Big personal news: I’m getting married! Not really. Marguerite Noriega, director of social media at Fusion, found that by incorporating hot phrases into a Facebook post, she could trick Facebook’s algorithms into prioritizing it on her friends’ News Feeds. The post in question, packed with handy “life milestone” keywords, headlined her friends’ News Feeds for four days. (Looks like exclamation points help a lot, too.) We’re not sure whether it’ll work for marketing posts, but if you can wiggle “I’m engaged!” into your campaign posts in a clever and relevant way, more power to you—until the algorithm is adjusted, anyway.
Hey, is that expensive production? No, it’s Hyperlapse! Fallout Boy used the free Instagram tool, which lets you make super-stable (and super-cool) timelapses for instant sharing, for its latest video, “Centuries.” To create it, the band’s agency sent a videographer out into Chicago to create clips, which were later brought together as a tribute to the city. It’s already clocked over a million views in just a couple of days, proof of how Hyperlapse, which launched in August, can lend quality-production clout to your creative efforts.
Impulse-buy while tweeting. Twitter’s announced plans to test a “Buy” button on select tweets from its test partners. The button will appear for a small percentage of US users; depending on how the tests fare, that percentage will increase over time. Once you click “Buy,” you’ll get product details and be prompted to enter shipping and product information, which is sent to the relevant merchant for delivery. Partners include Fancy, Gumroad, Musictoday, and Stripe.
A faster way to an agency short-list. You’ve heard of Tinder , which helps local singles hook up fast by scrolling through photos and starting up a chat. Now there’s Pitcher, an app that lets marketers do the same with agencies. To ensure you cover relevant ground, upload a pitch, complete with title, brand category, campaign type, budget, and number of agencies ideally involved. The app will then scroll through Amsterdam’s top 80 agencies and provide a shortlist, depending on the agency’s specialty, past clients, and media experience. Pitcher is currently available only for the Amsterdam market, but you can test it on Android or iPhone.
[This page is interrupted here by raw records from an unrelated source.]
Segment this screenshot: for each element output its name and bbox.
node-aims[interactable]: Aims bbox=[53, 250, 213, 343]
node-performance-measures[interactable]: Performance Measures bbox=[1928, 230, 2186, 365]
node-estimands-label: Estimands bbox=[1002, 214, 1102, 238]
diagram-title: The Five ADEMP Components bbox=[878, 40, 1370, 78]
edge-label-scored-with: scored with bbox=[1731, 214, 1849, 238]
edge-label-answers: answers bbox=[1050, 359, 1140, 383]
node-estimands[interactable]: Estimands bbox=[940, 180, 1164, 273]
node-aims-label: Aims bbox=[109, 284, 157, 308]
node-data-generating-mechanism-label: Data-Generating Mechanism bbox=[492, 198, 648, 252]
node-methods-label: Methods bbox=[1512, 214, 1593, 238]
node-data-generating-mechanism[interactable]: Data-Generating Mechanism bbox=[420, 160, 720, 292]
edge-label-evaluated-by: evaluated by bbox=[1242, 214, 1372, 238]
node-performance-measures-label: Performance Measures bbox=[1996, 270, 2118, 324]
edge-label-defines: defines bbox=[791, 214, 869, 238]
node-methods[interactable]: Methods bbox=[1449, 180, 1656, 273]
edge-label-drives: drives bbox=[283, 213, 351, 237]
How to pitch a ho-hum product. HubSpot’s gathered five campaigns that cleverly promote products considered boring. The list includes well-knowns such as Tipp-Ex’s “A Hunter Shoots a Bear” and Virgin America’s foot-tappin’ safety video, but it also includes Esurance’s #EsuranceSave30 campaign. You don’t need to spend a lot to score big on social, but you might want to doodle out a few brainstorms to ensure you’re hitting the right buttons and staying on-message. (Incidentally, Doodle Revolution founder Sunni Brown has great tips for that.)
Don’t let a great post become a one-hit wonder. Boot Camp Digital’s got an infographic that explains how to promote content, then re-promote it weeks or months later to optimize your reach. Tips include Pinning infographics 4-6 times one month apart, and setting reminders that tell you when it’s time to repromote.
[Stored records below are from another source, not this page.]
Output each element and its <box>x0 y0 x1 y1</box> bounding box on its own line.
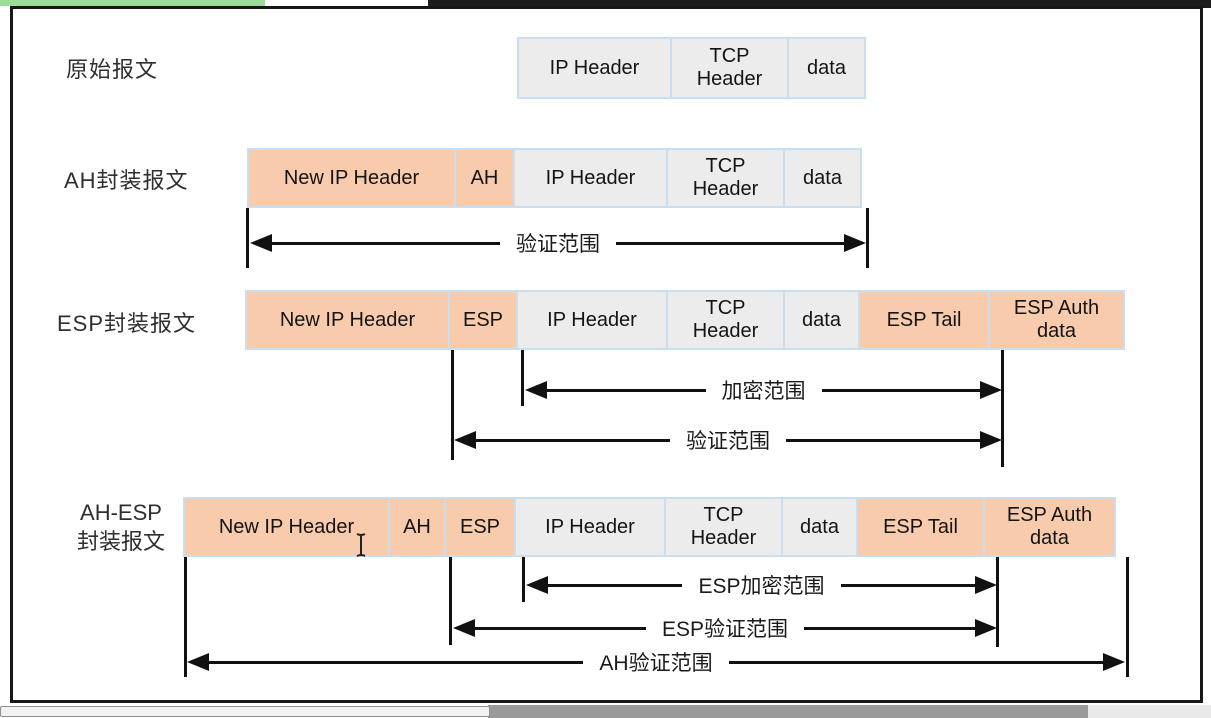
packet-row-ah: New IP Header AH IP Header TCP Header da… <box>247 148 862 208</box>
range-esp2-encrypt-scope: ESP加密范围 <box>526 570 997 600</box>
range-esp2-auth-scope: ESP验证范围 <box>453 613 997 643</box>
tick-esp2-encrypt-left <box>522 557 525 602</box>
cell-new-ip-header: New IP Header <box>245 290 450 350</box>
range-ah-auth-scope: 验证范围 <box>250 228 866 258</box>
range-label: 验证范围 <box>686 430 770 453</box>
arrowhead-right-icon <box>975 576 997 594</box>
cell-esp-tail: ESP Tail <box>856 497 985 557</box>
arrowhead-right-icon <box>980 431 1002 449</box>
arrowhead-left-icon <box>250 234 272 252</box>
tick-esp-encrypt-left <box>521 350 524 406</box>
cell-new-ip-header: New IP Header <box>247 148 456 208</box>
packet-row-original: IP Header TCP Header data <box>517 37 866 99</box>
range-label: 验证范围 <box>516 233 600 256</box>
range-ah2-auth-scope: AH验证范围 <box>187 647 1125 677</box>
row-label-ah-esp-packet: AH-ESP 封装报文 <box>76 500 165 555</box>
cell-ip-header: IP Header <box>516 290 668 350</box>
row-label-esp-packet: ESP封装报文 <box>57 311 197 336</box>
arrowhead-left-icon <box>525 381 547 399</box>
cell-esp-tail: ESP Tail <box>858 290 990 350</box>
arrowhead-right-icon <box>975 619 997 637</box>
tick-ah2-auth-right <box>1126 557 1129 677</box>
tick-esp-auth-left <box>451 350 454 460</box>
bottom-window-edge <box>488 705 1211 718</box>
cell-tcp-header: TCP Header <box>664 497 783 557</box>
cell-tcp-header: TCP Header <box>666 148 785 208</box>
cell-esp: ESP <box>448 290 518 350</box>
cell-ip-header: IP Header <box>517 37 672 99</box>
arrowhead-left-icon <box>526 576 548 594</box>
range-esp-auth-scope: 验证范围 <box>454 425 1002 455</box>
tick-esp2-right <box>996 557 999 647</box>
cell-ip-header: IP Header <box>514 497 666 557</box>
cell-esp-auth-data: ESP Auth data <box>983 497 1116 557</box>
tick-esp-right <box>1001 350 1004 467</box>
arrowhead-right-icon <box>844 234 866 252</box>
row-label-original-packet: 原始报文 <box>66 57 159 82</box>
cell-data: data <box>781 497 858 557</box>
cell-esp: ESP <box>444 497 516 557</box>
range-label: ESP加密范围 <box>698 575 825 598</box>
text-cursor-ibeam-icon <box>356 533 366 557</box>
cell-data: data <box>783 290 860 350</box>
arrowhead-right-icon <box>980 381 1002 399</box>
tick-esp2-auth-left <box>449 557 452 645</box>
bottom-edge-light-segment <box>1088 705 1211 718</box>
arrowhead-right-icon <box>1103 653 1125 671</box>
packet-row-esp: New IP Header ESP IP Header TCP Header d… <box>245 290 1125 350</box>
cell-esp-auth-data: ESP Auth data <box>988 290 1125 350</box>
arrowhead-left-icon <box>454 431 476 449</box>
cell-data: data <box>787 37 866 99</box>
packet-row-ah-esp: New IP Header AH ESP IP Header TCP Heade… <box>183 497 1116 557</box>
cell-ip-header: IP Header <box>513 148 668 208</box>
cell-new-ip-header: New IP Header <box>183 497 390 557</box>
cell-ah: AH <box>454 148 515 208</box>
arrowhead-left-icon <box>187 653 209 671</box>
range-esp-encrypt-scope: 加密范围 <box>525 375 1002 405</box>
cell-ah: AH <box>388 497 446 557</box>
cell-tcp-header: TCP Header <box>666 290 785 350</box>
cell-tcp-header: TCP Header <box>670 37 789 99</box>
top-dark-strip <box>428 0 1211 8</box>
diagram-border-frame <box>10 6 1203 703</box>
top-green-strip <box>0 0 265 6</box>
range-label: ESP验证范围 <box>661 618 789 641</box>
tick-ah2-auth-left <box>184 557 187 677</box>
tick-ah-auth-right <box>866 208 869 268</box>
row-label-ah-packet: AH封装报文 <box>64 168 189 193</box>
range-label: 加密范围 <box>721 380 806 403</box>
tick-ah-auth-left <box>246 208 249 268</box>
cell-data: data <box>783 148 862 208</box>
range-label: AH验证范围 <box>599 652 713 675</box>
arrowhead-left-icon <box>453 619 475 637</box>
bottom-scrollbar-thumb[interactable] <box>0 706 490 717</box>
We’ll wrap with some quirky pop culture. In this bitingly funny video, video creator Paul Gale “reveals” why Starbucks baristas might often (and imaginatively) spell your name wrong. The video’s already scored 2.4 million views by triumphant people who actually seem thrilled to discover the “secret”; more interestingly, it riffs off a Starbucks quirk, which can be perceived as negative, in a way that endears people more to the brand and its people. That isn’t easy work, but it’s social media gold—and Starbucks is laughing along with him.